一方、弦の動きに関して、弦は膜(ブレーン)に張り付いているというブレーン理論が提案される。ブレーンも弦と同じく宇宙を構成する要素であると考える。
現在、ブレーン理論を使って宇宙の構成を説明するモデルを作ろうと多くの物理学者が取り組んでいる。
色々な提案がなされているが、ブレーン宇宙論からは、宇宙はひとつではなく、たくさん存在しており、理論計算によると、ブレーン宇宙の数は、10^200個にも及ぶという。(マルチバース宇宙)
また、ビッグバンは2つのブレーンが衝突したものであり、永遠に繰り返されるので、宇宙には始まりはなく永遠に循環する。
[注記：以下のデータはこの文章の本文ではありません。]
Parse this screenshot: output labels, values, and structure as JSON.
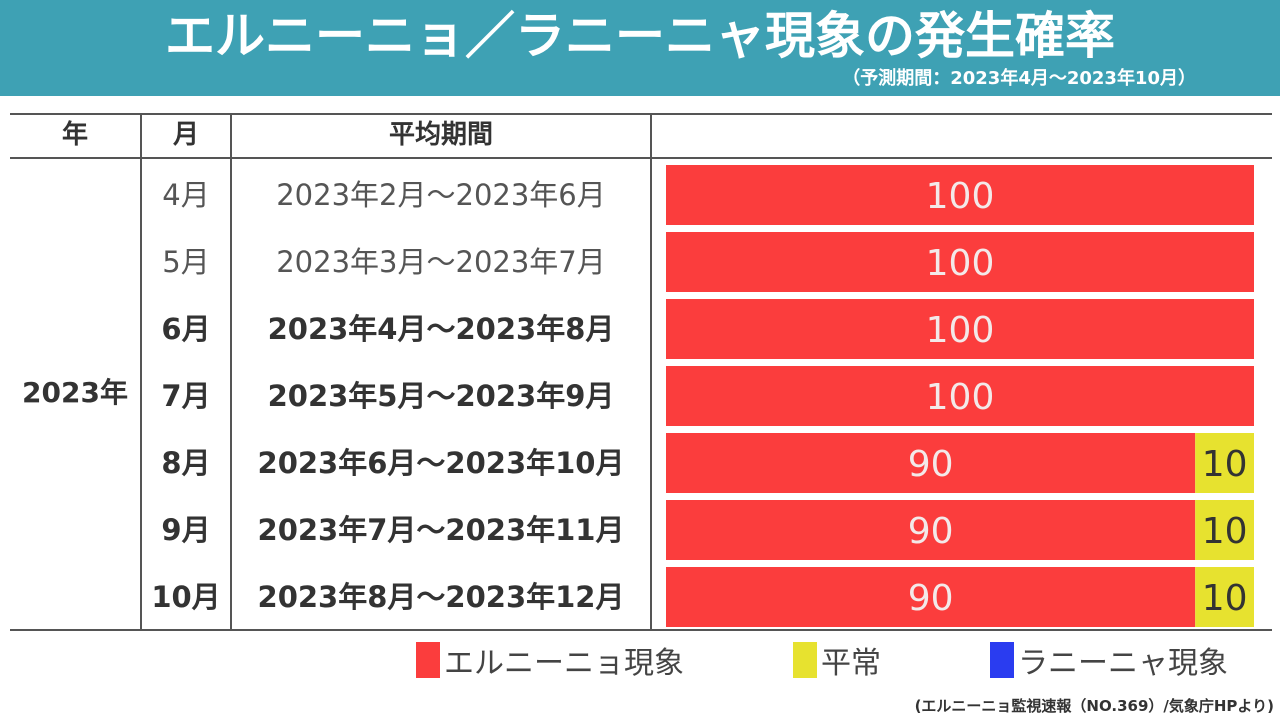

さらには、ブレーンの張力によって、暗黒エネルギーの存在を考えなくとも宇宙の加速膨張を説明できるという提案もある。
ただ、この花々しい超弦理論の進展に疑問を呈する物理学者もいる。
まず、弦の大きさが、極微(プランク乗数のレベル)の大きさであり、観測が不可能であることがあげられる。実験観測データが全く得られないしその見込みも立たない。その中で、理論だけがどんどん膨らんでいく。実験の裏付けが無いために、何でもありの世界になってしまっている。それは科学と呼べるものだろうかという批判である。(ウォイト:「ストリング理論は科学か」)
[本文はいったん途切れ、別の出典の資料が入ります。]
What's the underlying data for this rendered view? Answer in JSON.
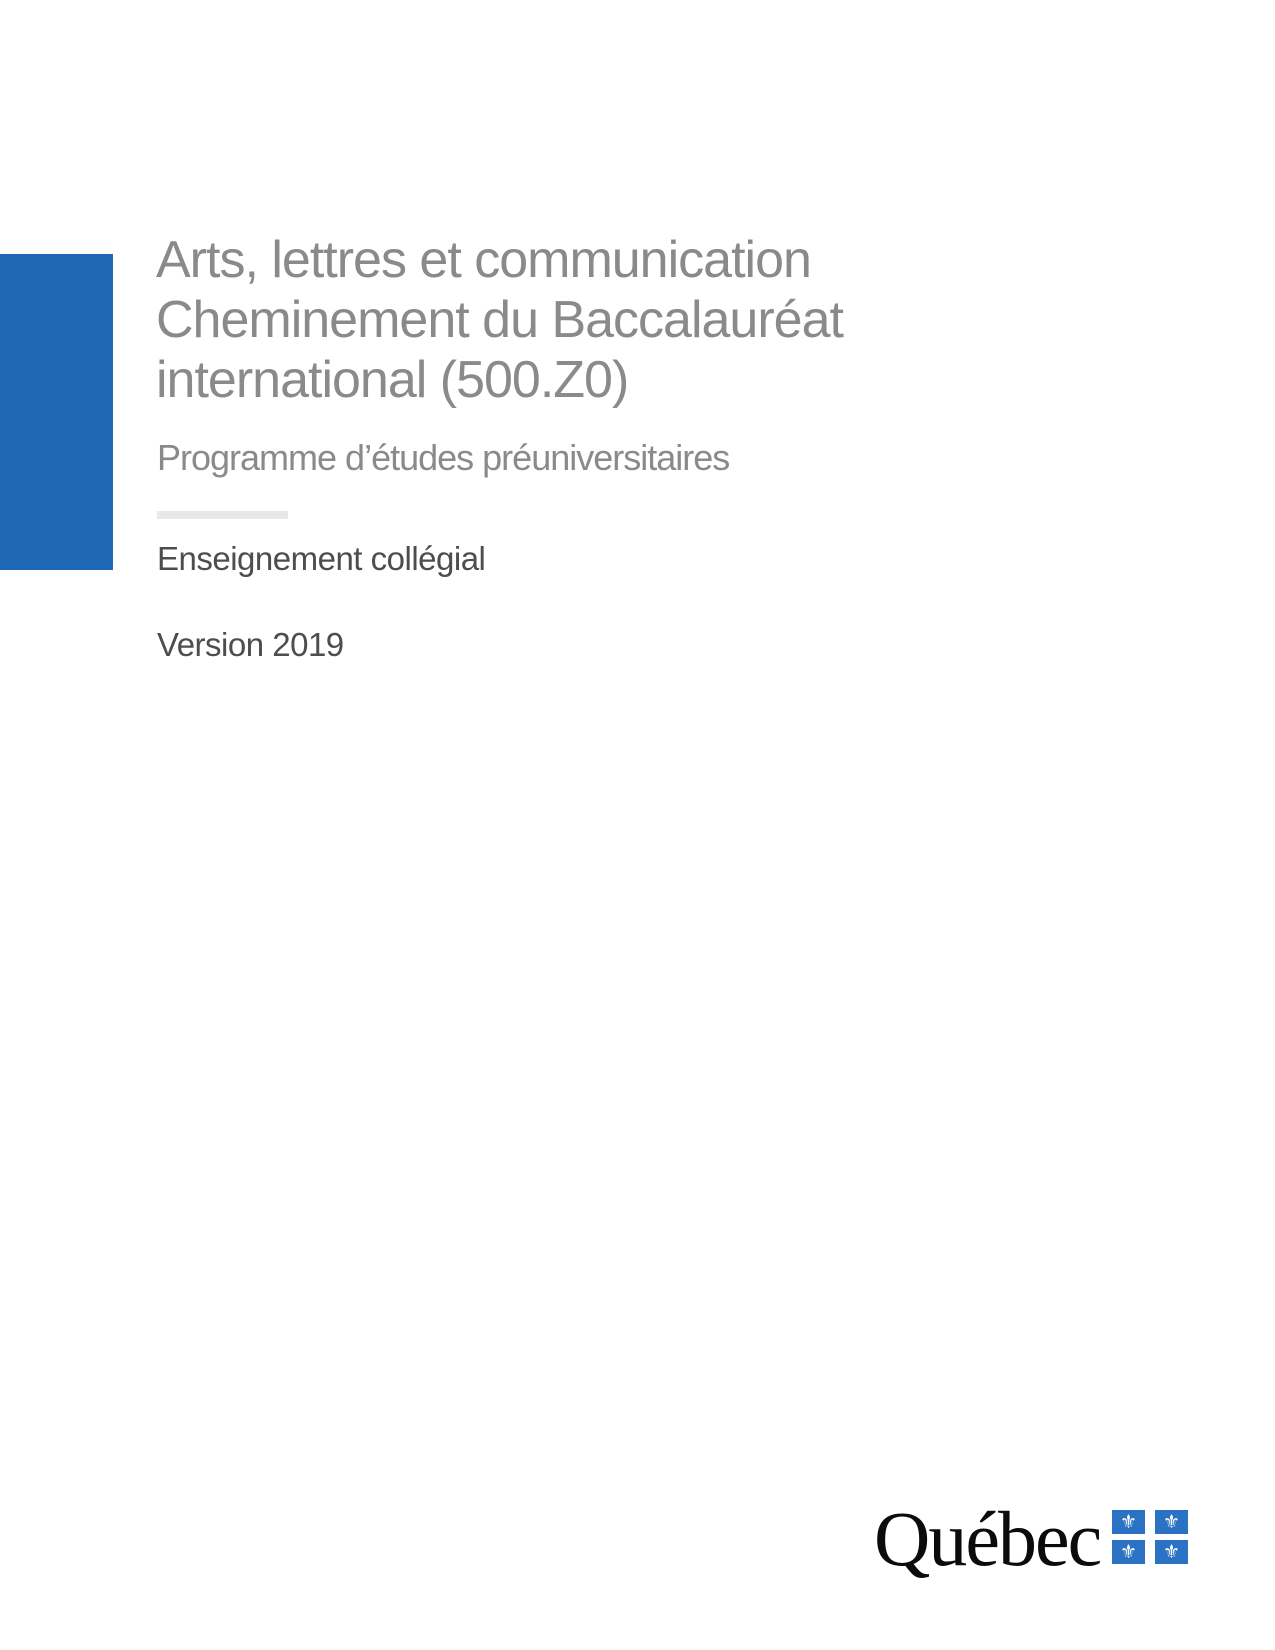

インフレーション理論の提唱者でもある佐藤勝彦氏は面白いことを言っている。「最近のブレーン宇宙論の世界は、オタクの人々が集まって、好き勝手なことを言っているようにも見える。実際に宇宙論の国際会議でも、ブレーン宇宙論と観測宇宙論の話は2つに分かれており、前者の会合が終わると、“ブレーン宇宙論の理論モデルは色々ありますが、それはさておき、現実の宇宙の話に戻ってリアリテイのある話をしましょう”ということになる。」のだそうである。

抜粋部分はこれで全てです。